Je fis hier matin un acte généreux : j’avois huit ou dix ouvriers qui fanoient mes foins. pour nettoyer des allées[6], et j’avois envoyé mes gens à leur place. Picard n’y voulut pas aller, et me dit qu’il n’étoit pas venu pour cela en Bretagne, qu’il n’étoit point un ouvrier, et qu’il aimoit mieux s’en aller à Paris. Sans autre forme de procès, je le fis partir à l’instant. Je pense qu’il couchera aujourd’hui à Sablé. Pour sa récompense, il l’a si peu méritée par quatre années de mauvais service que je n’en ai rien sur ma conscience : elle me viendra comme elle pourra.

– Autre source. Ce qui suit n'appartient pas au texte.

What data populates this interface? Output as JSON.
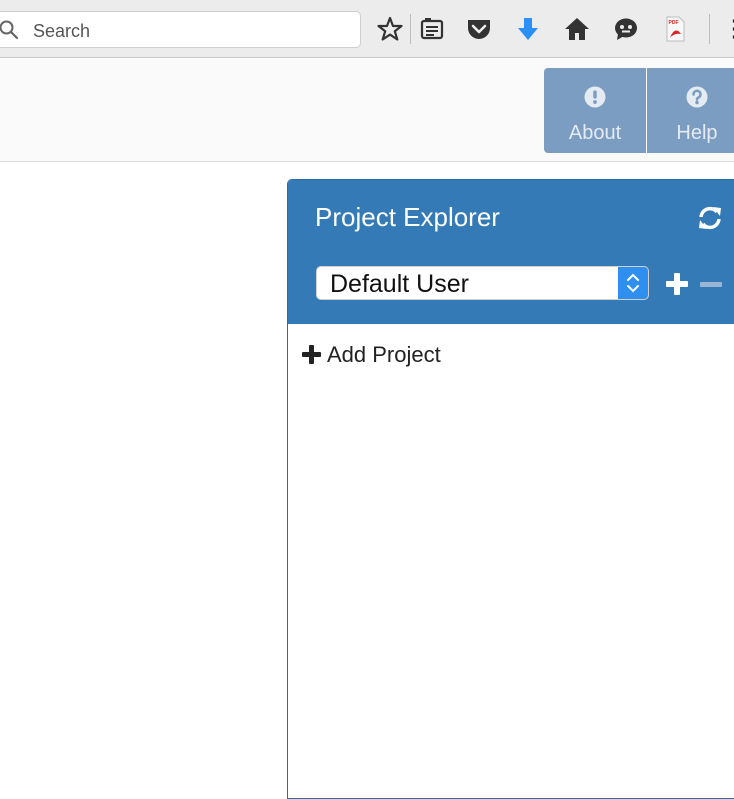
{
  "browser": {
    "search": {
      "placeholder": "Search",
      "value": ""
    },
    "toolbar_icons": [
      "star-icon",
      "reading-list-icon",
      "pocket-icon",
      "download-icon",
      "home-icon",
      "chat-icon",
      "pdf-icon",
      "menu-icon"
    ],
    "download_icon_color": "#2a8ff7",
    "pdf_icon_label": "PDF"
  },
  "header": {
    "about_label": "About",
    "help_label": "Help",
    "button_color": "#7b9dc2"
  },
  "explorer": {
    "title": "Project Explorer",
    "selected_user": "Default User",
    "add_project_label": "Add Project",
    "accent_color": "#337ab7"
  }
}
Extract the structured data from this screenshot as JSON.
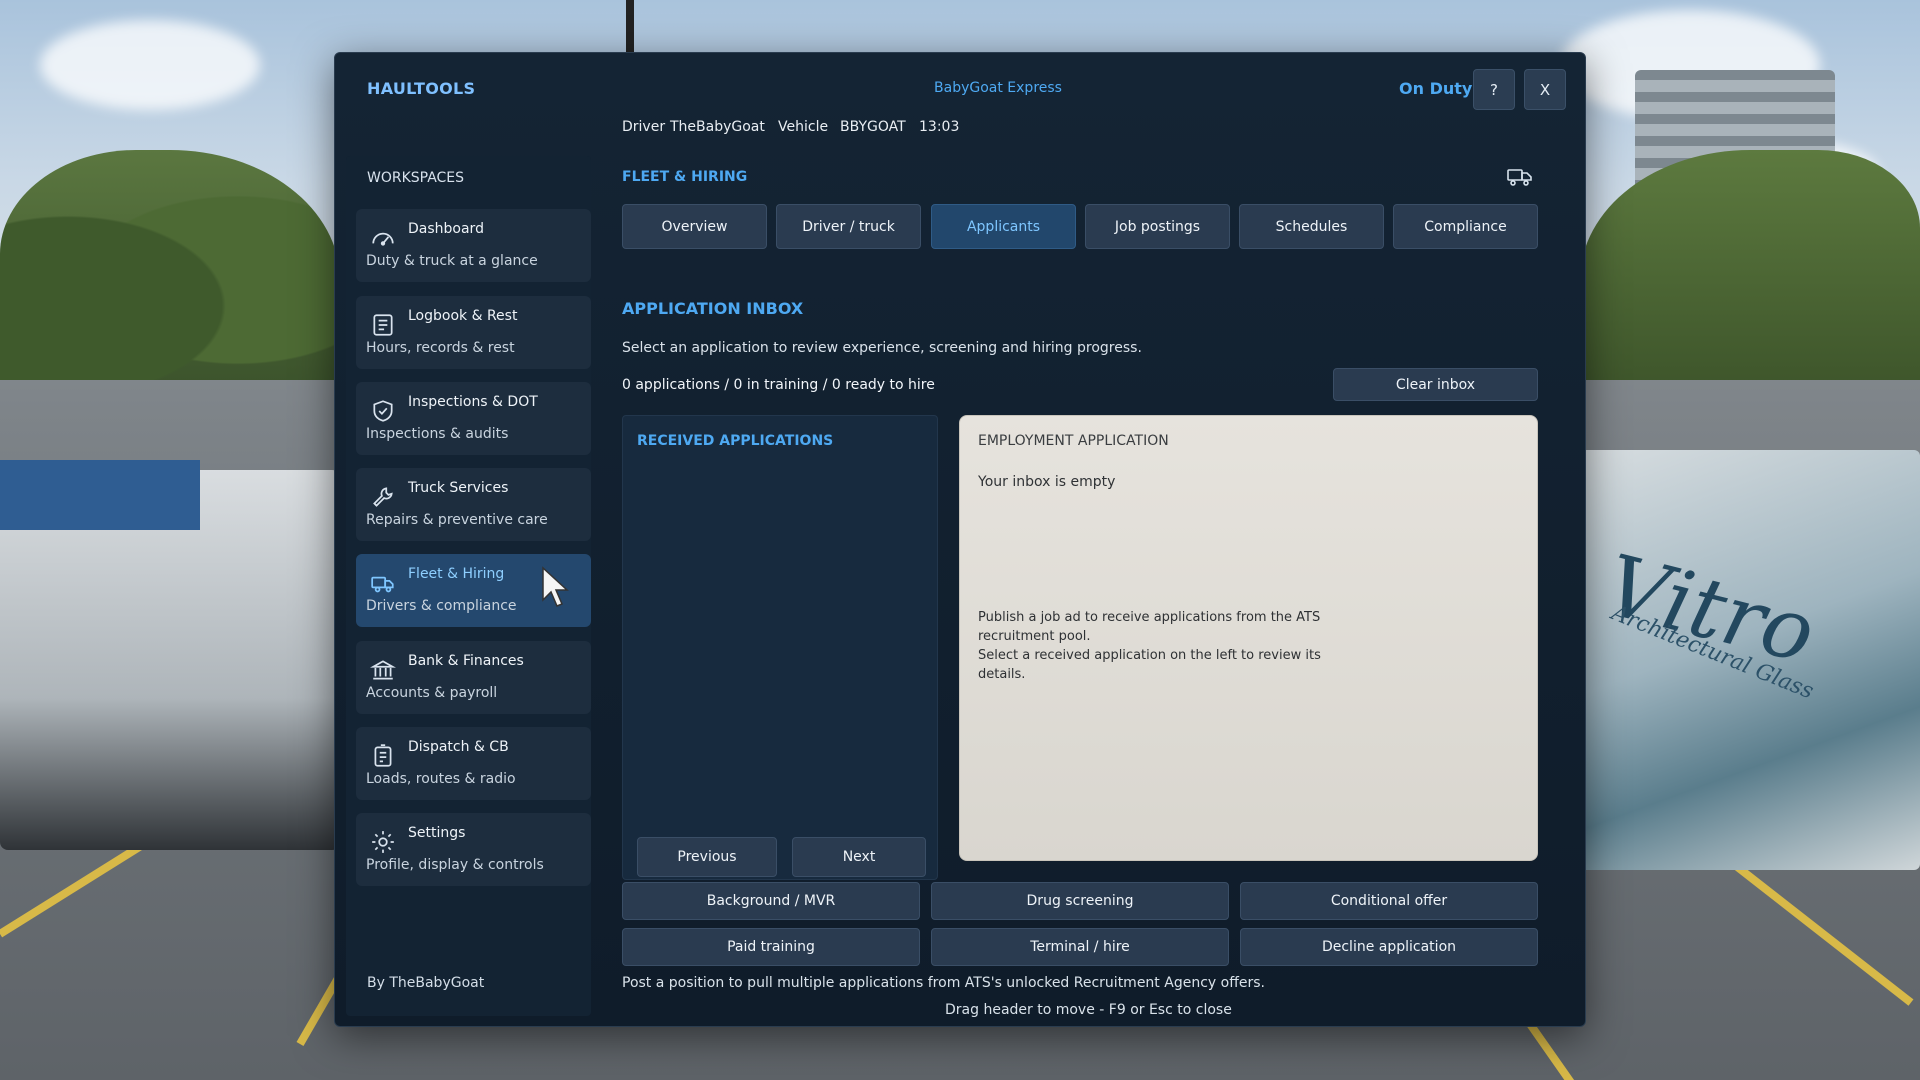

Il faut avouer que la disette de sujets m’a jetée aujourd’hui dans de beaux détails. En voici encore un. Cette Mme Quintin[7], que nous vous disions qui vous ressembloit, à Paris, pour vous faire enrager, est comme paralytique ; elle ne se soutient pas ; demandez-lui pourquoi : elle a vingt ans. Elle est passée ce matin devant cette porte, et a demandé à boire un petit coup de vin ; on lui en a porté, elle a bu sa chopine, et puis s’en est allée au Pertre[8] consulter une espèce de médecin qu’on estime en ce pays. Que dites-vous de cette manière bretonne, familière et galante ? Elle sortoit de Vitré ; elle ne pouvoit pas avoir soif ; de sorte que j’ai compris que tout cela étoit un air, pour me faire savoir qu’elle a un équipage de Jean de Paris[9]. Ma pauvre bonne, ne sortirai-je point des nouvelles de Bretagne ? Quel chien de commerce avez-vous là avec une femme de Vitré ? La cour s’en va, dit-on, à Fontainebleau ; le voyage de Rochefort et de Chambord est rompu. On croit qu’en dérangeant les desseins qu’on avoit pour l’automne, on dérangera aussi la fièvre de Monsieur le Dauphin, qui le prend dans cette saison à Saint-Germain : pour cette année, elle y sera attrapée ; elle ne l’y trouvera pas. Vous savez qu’on a donné à Monsieur de Condom l’abbaye de Rebais qu’avoit l’abbé de Foix : le pauvre homme[10] ! On prend ici le deuil de Monsieur le duc d’Anjou : si je demeure aux états, cela m’embarrassera. Notre abbé ne peut quitter la chapelle ; ce sera notre plus forte raison ; car, pour le bruit et le tracas de Vitré, il me sera bien moins agréable que mes bois, ma tranquillité et mes lectures. Quand je quitte Paris et mes amies, ce n’est pas pour paroître aux états : mon pauvre mérite, tout médiocre qu’il est, n’est pas encore réduit à se sauver en province, comme les mauvais comédiens. Ma bonne, je vous embrasse avec une tendresse infinie ; la tendresse que j’ai pour vous occupe mon âme tout entière ; elle va loin et embrasse bien des choses quand elle est au point de la perfection. Je souhaite votre santé plus que la mienne ; conservez-vous ; ne tombez point. Assurez M. de Grignan de mon amitié, et recevez les protestations de notre abbé.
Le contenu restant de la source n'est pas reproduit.